I started working for Netscape the 1st of november 2000, starting with... a CSS WG meeting hosted by Pierre Saslawsky in San Francisco. I will always remember the "Too close to call" messages during election night, spent at Pierre's place. Arrived in MV right after the meeting. Welcomed by Carrie Friedberg to learn a Netscape 6 barbecue party was on its way :-) Got my lizard badge (a pride you can't imagine!), my computer, my cubicle in less than an hour and spent the whole month in building 21, learning a lot, really a lot from Joe Francis, Kin Blas, Akkana Peck, Beth, Michael Judge, Charles Manske and few others. I left building 21 the first day with a load of new mostly black t-shirts, a Netscape 6 jacket and an enormous smile on my face.

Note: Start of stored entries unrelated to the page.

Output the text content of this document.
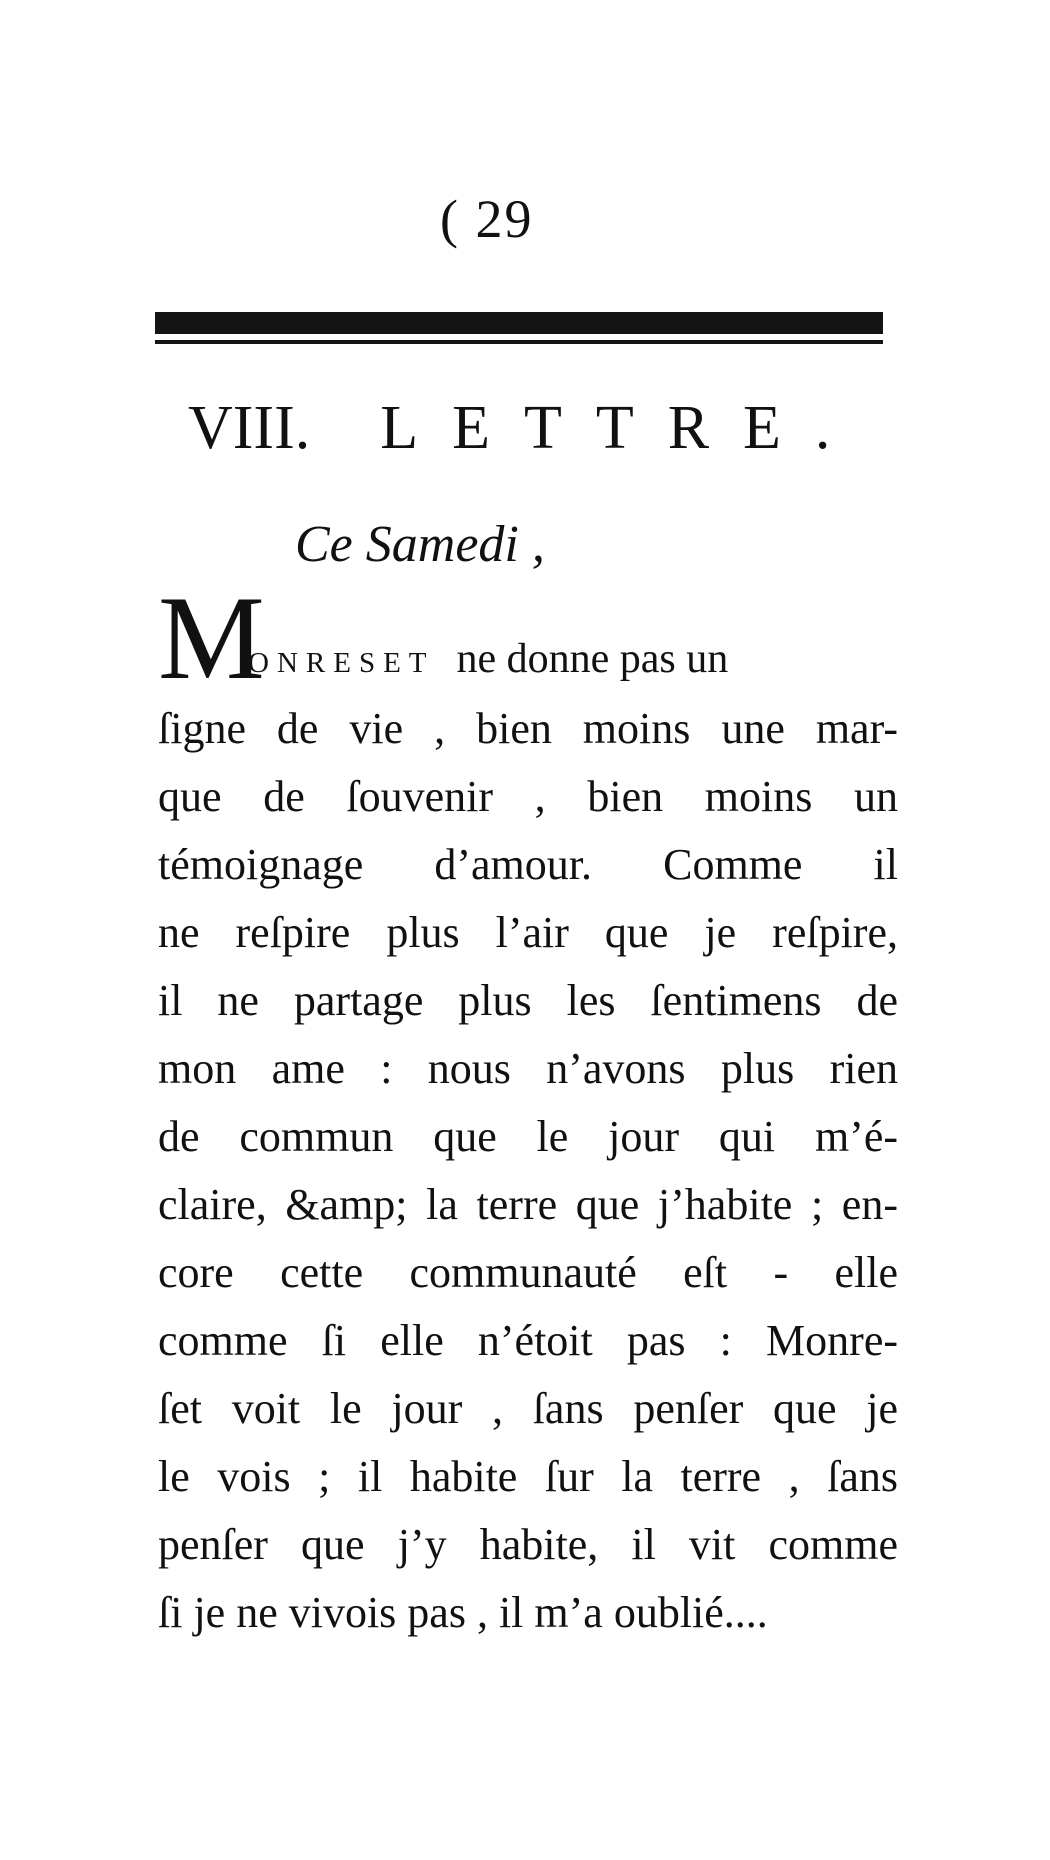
( 29
VIII. LETTRE.
Ce Samedi ,
M
ONRESET ne donne pas un
ſigne de vie , bien moins une mar-
que de ſouvenir , bien moins un
témoignage d’amour. Comme il
ne reſpire plus l’air que je reſpire,
il ne partage plus les ſentimens de
mon ame : nous n’avons plus rien
de commun que le jour qui m’é-
claire, &amp; la terre que j’habite ; en-
core cette communauté eſt - elle
comme ſi elle n’étoit pas : Monre-
ſet voit le jour , ſans penſer que je
le vois ; il habite ſur la terre , ſans
penſer que j’y habite, il vit comme
ſi je ne vivois pas , il m’a oublié....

I fixed my first bug after a few days only. Something in the Style Engine IIRC. Then lots of bugs in the editor and a few in the Style Engine. Kin Blas vouched for me for CVS write access. And I flew back to Paris at the end of november to work from Netscape offices until 02-aug-2003, after the final 15-jul-2003 layoffs. Formally left the Netscape payroll 02-nov-2003 but launched Disruptive Innovations 13-oct-2003 and we're still here 8 years later, still working full time on Mozilla and Web Standards. Yay !

And you?


1. On Tuesday 11 October 2011, 21:14 by Sylvain Galineau

Got a couple of recruiter calls from Mozilla not long after I joined Microsoft. It was about Thunderbird. Didn't go anywhere. So I could fit my whole history in one tweet :)

Seriously, must be my age but I love to hear folks' old times stories.

2. On Wednesday 12 October 2011, 08:45 by Tony Mechelynck

Getting involved with Mozilla was a slow but steady thing for me: it started with the newspaper hullaballoo about the Netscape vs. Microsoft lawsuit making me curious about that Netscape thing; then Netscape 4.72, Netscape 6, Netscape 7, Firefox 1, (...) SeaMonkey 2, then got surprised by an invitation to a SeaMonkey developers' meeting in Vienna… The first bug I reported was in 2003, on SeaMonkey 2 I started doing some QA in my spare time, this past month I fixed my first (and, so far, only) two bugs, porting fresh UI fixes from Thunderbird and Firefox to SeaMonkey. In the meantime I kept steadily gathering information, mostly in the form of browser bookmarks. What I haven't yet found is documentation about how the mountain of Mozilla source code is organized and where to find what in it.